Alan Brody's novel is contemporary in the best sense: illuminating the present by means of a finely detailed past. It all begins when Lenny Fleischman mentions in a letter that he and his younger brother, Jack, have grown apart. Jack counters that perhaps they were never close. To support this idea, Jack describes their childhood as he remembers it - daring Lenny to share his memories and interpretations.

The two brothers grew up in Brooklyn, sons of a socialist-leaning father and a bourgeois mother. Jack was the sensitive kid. A violinist from the age of 8 and a misfit with "an overhand throw that looked as of my arm was attached to my shoulder with a paper fastener," he was a source of embarrassment to Lenny. Lenny, his elder by six years, came equipped for the streets: althletic, competitive and tough. Jack worshipped his older brother and longed for his approval.

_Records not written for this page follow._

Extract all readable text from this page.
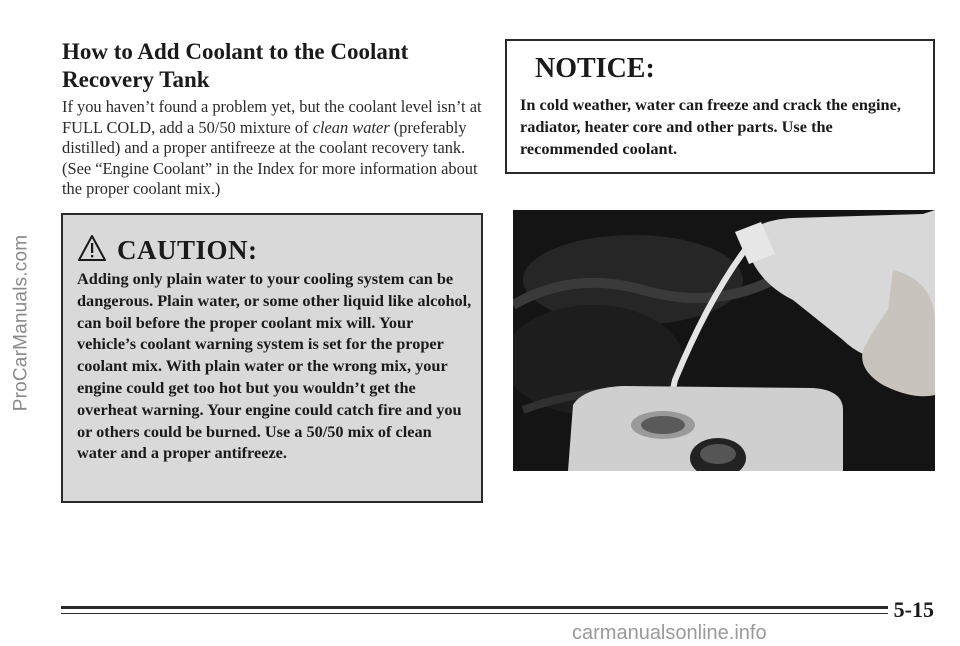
ProCarManuals.com
How to Add Coolant to the Coolant Recovery Tank

If you haven’t found a problem yet, but the coolant level isn’t at FULL COLD, add a 50/50 mixture of clean water (preferably distilled) and a proper antifreeze at the coolant recovery tank. (See “Engine Coolant” in the Index for more information about the proper coolant mix.)

CAUTION:

Adding only plain water to your cooling system can be dangerous. Plain water, or some other liquid like alcohol, can boil before the proper coolant mix will. Your vehicle’s coolant warning system is set for the proper coolant mix. With plain water or the wrong mix, your engine could get too hot but you wouldn’t get the overheat warning. Your engine could catch fire and you or others could be burned. Use a 50/50 mix of clean water and a proper antifreeze.

NOTICE:

In cold weather, water can freeze and crack the engine, radiator, heater core and other parts. Use the recommended coolant.

5-15
carmanualsonline.info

As adults, the brothers are equally dissimilar. Jack becomes a virtuoso violinist. Lenny is an investment counselor, a striver who, as the book begins, has just been appointed economic adviser to the president. The two are more often apart than not. Yet when they are together, they always slip back into their original roles. Lenny is still the experienced adviser. Jack is still the idealistic kid with no appreciation for life's hard realities.

"Hey Lenny, Hey Jack" is written as a single letter from Jack to Lenny. The point of Jack's letter may be to revise family history, define Lenny's influence and remake the brothers' relationship. But it is in the telling that Jack learns most about himself.

Jack recounts his childhood in a series of anecdotes that are alive with the smells and sounds that make up our earliest memories. To these scenes he adds the emotion he couldn't express to Lenny at the time: "You see, as much as I was a burden to you, you were a kind of salvation for me. You were the only thing in my life that touched the world of everybody else. If people were suspicious about what kind of setup you could come from that could produce me, too, I was reassured that at least the setup that I had come from had also produced you."

The novel flashes back and forth between Jack's past and his present - a musician's strike. And along the way, Jack discusses the pressures of life as a virtuoso, the constant struggle not to put celebrity above the music.

"Hey Lenny, Hey Jack" contains some element s of a Philip Roth or Saul Bellow novel - Jewish workingclass family life, wisecracks, Yiddishisms, poorly hidden emotions. But Brody demurs when it comes to heavyhanded guilt or crippling sensitivity. His Fleishmans are not just survivors. They're winners. Jack's life is not without complexity, but it is fairly well-adjusted, and thus quite foreign to Roth's Portnoy.

Brody's touch is gentle and witty, especially in the dialogue passages.The novel never loses the simple, conversational tone of the letter. The insights into the men's lives and minds provide the reader with one flash of recognition after another. And at times the interplay of the scenes becomes almost musical, with theme and counertheme weaving effortlessly together, moving toward a clear conclusion.

The book's final crescendo is a bit cinematic. And you may not be as impressed as I was by the road maplike organization. But Alan Brody, former actor, professor of theater, and, incidentally, younger of two brothers, has written a companionable second novel.It's a book worth getting lost in.